Kebanyakan korban dilaporkan akibat ledakan ketiga di dekat Bundara At-Tharir, tempat 56 mobil rusak selain bagian depan tiga gedung permukiman, kata satu sumber militer kepada Xinhua.
Sumber itu, yang tak ingin disebutkan jatidirinya, mengatakan pelaku serangan bermaksud meledakkan mobil tersebut di dalam daerah banyak orang di Ibu Kota Suriah, saat orang kembali bekerja setelah libur Idul Fitri selama satu pekan.
Sementara itu, Observatorium Suriah bagi Hak Asasi Manusia, satu kelompok pemantau, menyatakan 18 orang tewas dan 15 orang lagi cedera dalam ledakan tersebut, 10 di antara mereka tewas dalam ledakan di Bundaran At-Tharir.
Pengeboman itu terjadi pada saat pertempuran sengit telah berkecamuk di daerah yang dikuasai gerilyawan di Damaskus Timur antara militer Suriah dan Kelompok Failaq Ar-Rahman, yang bersekutu dengan Fron An-Nusra, yang memiliki hubungan dengan Alqaidah.

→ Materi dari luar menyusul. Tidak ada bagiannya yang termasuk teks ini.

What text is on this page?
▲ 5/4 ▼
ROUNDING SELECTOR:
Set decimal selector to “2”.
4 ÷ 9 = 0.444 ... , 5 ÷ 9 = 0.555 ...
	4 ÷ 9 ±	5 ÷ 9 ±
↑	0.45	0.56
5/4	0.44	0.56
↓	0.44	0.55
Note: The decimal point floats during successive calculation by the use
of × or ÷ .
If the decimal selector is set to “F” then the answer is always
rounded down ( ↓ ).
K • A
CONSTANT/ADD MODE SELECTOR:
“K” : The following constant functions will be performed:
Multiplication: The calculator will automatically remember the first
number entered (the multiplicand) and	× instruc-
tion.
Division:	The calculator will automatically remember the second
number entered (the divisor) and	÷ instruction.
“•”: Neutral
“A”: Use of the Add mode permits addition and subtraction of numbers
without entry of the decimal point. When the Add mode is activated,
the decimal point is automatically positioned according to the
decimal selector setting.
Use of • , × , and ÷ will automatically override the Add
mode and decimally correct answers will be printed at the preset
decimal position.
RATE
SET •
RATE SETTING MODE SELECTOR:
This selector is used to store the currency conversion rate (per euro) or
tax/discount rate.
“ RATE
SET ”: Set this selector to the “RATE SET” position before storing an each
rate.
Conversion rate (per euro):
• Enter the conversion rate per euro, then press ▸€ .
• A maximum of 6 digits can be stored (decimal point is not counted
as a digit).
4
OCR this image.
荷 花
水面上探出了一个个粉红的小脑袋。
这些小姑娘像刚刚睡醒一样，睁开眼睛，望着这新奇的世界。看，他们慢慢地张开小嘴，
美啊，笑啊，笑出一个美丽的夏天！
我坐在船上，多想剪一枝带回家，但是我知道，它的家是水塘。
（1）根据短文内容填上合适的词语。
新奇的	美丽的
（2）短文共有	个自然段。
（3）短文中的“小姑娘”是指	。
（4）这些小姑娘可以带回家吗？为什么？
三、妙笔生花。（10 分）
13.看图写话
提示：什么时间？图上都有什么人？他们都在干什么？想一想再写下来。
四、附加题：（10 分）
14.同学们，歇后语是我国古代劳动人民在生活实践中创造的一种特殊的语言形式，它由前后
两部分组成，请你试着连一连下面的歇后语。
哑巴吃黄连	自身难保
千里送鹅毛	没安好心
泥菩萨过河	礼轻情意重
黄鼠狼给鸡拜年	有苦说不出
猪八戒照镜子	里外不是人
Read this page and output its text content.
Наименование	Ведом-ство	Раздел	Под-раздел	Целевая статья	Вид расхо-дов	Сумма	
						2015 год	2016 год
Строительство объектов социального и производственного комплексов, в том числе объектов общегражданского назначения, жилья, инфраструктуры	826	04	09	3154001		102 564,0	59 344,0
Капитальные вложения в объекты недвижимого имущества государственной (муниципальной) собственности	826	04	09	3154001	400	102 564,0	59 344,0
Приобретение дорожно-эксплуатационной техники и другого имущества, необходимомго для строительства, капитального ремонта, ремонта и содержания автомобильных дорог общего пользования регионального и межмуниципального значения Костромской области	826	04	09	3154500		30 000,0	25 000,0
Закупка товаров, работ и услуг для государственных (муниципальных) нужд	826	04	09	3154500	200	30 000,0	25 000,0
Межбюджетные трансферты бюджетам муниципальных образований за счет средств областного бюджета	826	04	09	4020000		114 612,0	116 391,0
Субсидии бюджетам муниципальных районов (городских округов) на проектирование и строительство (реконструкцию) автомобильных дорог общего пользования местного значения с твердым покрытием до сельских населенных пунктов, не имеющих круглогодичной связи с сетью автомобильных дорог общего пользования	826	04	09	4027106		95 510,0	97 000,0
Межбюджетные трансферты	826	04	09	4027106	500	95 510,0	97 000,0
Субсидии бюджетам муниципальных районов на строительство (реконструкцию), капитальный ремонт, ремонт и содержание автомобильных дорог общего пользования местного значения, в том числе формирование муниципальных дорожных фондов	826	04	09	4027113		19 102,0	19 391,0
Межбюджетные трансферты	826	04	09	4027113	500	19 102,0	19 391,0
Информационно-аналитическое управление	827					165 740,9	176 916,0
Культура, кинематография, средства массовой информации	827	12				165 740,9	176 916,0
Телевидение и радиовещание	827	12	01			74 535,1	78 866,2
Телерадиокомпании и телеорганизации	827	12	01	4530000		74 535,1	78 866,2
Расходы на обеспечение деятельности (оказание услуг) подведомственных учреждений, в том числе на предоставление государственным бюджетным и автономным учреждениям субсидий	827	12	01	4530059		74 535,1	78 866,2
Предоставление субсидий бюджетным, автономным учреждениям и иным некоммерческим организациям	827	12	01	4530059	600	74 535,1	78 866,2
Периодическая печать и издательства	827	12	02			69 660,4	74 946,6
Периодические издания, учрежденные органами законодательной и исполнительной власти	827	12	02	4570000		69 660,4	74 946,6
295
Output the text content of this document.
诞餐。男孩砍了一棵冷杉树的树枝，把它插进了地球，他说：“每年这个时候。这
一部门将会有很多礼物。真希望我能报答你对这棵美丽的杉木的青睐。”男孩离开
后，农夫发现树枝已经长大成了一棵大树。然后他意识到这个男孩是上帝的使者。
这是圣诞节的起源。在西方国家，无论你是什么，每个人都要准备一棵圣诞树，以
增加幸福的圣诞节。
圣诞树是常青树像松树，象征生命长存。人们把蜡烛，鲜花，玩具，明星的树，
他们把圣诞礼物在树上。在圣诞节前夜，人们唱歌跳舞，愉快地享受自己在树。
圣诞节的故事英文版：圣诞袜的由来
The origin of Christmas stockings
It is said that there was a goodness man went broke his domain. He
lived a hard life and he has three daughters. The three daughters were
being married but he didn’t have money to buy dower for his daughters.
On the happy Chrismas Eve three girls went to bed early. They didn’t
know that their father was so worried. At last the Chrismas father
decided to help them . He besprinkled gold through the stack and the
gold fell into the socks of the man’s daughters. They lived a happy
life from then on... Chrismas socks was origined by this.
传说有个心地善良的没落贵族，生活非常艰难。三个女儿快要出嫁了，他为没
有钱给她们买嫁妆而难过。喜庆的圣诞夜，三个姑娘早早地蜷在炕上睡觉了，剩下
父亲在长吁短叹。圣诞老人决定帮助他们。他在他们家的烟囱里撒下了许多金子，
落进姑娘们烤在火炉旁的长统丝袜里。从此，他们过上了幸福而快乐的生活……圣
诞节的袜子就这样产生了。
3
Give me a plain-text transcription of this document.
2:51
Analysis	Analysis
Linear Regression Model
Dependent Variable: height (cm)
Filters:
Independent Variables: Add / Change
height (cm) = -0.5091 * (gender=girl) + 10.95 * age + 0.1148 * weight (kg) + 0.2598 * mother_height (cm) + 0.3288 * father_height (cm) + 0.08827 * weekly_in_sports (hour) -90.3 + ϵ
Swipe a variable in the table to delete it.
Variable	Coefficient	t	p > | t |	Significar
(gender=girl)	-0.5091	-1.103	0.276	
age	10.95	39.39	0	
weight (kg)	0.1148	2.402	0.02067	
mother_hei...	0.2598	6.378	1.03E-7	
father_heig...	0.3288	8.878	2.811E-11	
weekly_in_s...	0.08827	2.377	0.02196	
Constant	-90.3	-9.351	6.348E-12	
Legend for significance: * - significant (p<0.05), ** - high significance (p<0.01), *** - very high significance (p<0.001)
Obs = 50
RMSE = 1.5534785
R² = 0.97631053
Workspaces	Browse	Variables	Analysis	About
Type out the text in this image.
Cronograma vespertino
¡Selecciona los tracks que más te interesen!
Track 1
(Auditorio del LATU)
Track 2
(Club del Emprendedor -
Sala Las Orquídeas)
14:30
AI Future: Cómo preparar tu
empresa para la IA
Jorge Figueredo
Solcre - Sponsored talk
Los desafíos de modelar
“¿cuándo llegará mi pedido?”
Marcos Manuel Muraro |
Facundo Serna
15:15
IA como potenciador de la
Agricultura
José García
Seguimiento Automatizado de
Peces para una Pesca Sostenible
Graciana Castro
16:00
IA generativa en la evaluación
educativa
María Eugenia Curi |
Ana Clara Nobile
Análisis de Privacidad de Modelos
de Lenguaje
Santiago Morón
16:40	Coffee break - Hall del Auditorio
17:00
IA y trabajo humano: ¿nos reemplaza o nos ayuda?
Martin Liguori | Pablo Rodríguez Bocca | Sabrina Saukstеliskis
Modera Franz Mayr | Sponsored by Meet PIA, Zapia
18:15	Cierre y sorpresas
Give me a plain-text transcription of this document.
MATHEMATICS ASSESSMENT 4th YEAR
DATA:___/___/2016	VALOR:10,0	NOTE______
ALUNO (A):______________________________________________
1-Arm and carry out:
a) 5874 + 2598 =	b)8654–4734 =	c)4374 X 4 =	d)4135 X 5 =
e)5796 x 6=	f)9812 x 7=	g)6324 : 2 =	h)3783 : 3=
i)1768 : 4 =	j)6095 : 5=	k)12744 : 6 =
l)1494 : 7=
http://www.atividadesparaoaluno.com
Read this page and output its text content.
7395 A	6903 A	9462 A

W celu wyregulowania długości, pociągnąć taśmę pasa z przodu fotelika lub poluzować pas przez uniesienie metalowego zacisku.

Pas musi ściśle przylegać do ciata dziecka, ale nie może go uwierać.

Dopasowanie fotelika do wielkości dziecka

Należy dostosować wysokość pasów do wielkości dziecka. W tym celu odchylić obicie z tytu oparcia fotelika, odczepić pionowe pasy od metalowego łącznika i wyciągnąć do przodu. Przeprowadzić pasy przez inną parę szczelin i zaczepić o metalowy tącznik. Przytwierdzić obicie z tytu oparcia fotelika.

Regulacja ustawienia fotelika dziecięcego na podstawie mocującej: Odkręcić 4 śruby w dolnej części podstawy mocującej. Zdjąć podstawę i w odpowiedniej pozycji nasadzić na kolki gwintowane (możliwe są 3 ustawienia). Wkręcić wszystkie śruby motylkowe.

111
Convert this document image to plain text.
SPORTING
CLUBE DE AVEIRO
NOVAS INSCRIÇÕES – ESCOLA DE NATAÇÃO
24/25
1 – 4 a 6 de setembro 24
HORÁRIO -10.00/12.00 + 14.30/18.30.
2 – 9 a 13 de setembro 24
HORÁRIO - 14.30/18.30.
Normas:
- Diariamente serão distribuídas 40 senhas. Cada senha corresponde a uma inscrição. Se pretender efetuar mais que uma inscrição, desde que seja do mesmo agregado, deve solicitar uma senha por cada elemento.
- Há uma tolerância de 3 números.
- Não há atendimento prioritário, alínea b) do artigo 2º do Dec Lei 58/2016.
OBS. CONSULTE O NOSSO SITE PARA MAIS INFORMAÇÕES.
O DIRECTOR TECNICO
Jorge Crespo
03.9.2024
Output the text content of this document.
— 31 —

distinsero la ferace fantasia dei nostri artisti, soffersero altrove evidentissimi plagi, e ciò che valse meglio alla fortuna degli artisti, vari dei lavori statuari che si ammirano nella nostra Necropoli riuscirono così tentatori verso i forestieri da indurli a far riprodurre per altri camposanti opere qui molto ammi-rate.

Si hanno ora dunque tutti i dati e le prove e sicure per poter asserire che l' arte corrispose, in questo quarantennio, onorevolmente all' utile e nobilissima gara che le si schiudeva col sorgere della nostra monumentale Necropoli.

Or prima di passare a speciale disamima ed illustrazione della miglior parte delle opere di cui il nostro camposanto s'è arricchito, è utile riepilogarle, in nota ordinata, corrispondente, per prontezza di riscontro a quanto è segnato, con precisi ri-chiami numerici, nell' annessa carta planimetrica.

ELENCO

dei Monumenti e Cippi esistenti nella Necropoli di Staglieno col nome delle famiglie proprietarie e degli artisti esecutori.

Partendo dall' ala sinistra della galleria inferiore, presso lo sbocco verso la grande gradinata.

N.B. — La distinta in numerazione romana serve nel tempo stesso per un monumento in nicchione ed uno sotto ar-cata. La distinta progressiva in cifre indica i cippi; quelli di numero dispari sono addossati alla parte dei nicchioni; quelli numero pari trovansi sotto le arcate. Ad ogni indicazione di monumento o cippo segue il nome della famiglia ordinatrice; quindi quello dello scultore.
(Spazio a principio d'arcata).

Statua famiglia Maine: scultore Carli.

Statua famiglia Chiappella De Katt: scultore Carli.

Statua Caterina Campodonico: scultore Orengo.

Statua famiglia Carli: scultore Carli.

Sehari sebelumnya para pegiat menuduh militer pemerintah melancarkan serangan dengan menggunakan gas klorin di Daerah Ayn Tarma di Damaskus Timur. Namun pernyataan tersebut dibantah dengan tegas oleh militer Suriah, yang mengatakan di dalam satu pernyataan bahwa gerilyawan berdusta untuk menutupi kekalahan mereka.
Rami Abdul-Rahman, pemimpin Observatorium Suriah bagi Hak Asasi Manusia, mengatakan pertempuran telah berkecamuk di Jobar dan Ayn Tarma, dua permukiman di Wilayah Ghouta Timur di bagian timur Damaskus.
Pertempuran di Damaskus Timur telah meningkat sejak Juni, ketika militer Suriah memulai operasi untuk merebut Ayn Tarma dan Jobar dari gerilyawan, yang tidak dilibatkan dalam kesepakatan daerah penurunan ketegangan pada Mei.
Kesepakatan tersebut menghasilkan ketenangan yang relatif, tapi kelompok yang memiliki hubungan dengan Al-Qaida tidak dilibatkan. Dan militer Suriah ingin memperluas perimeter keamanan di seluruh Ibu Kota Suriah dengan berusaha mengusir petempur garis keras dari daerah itu.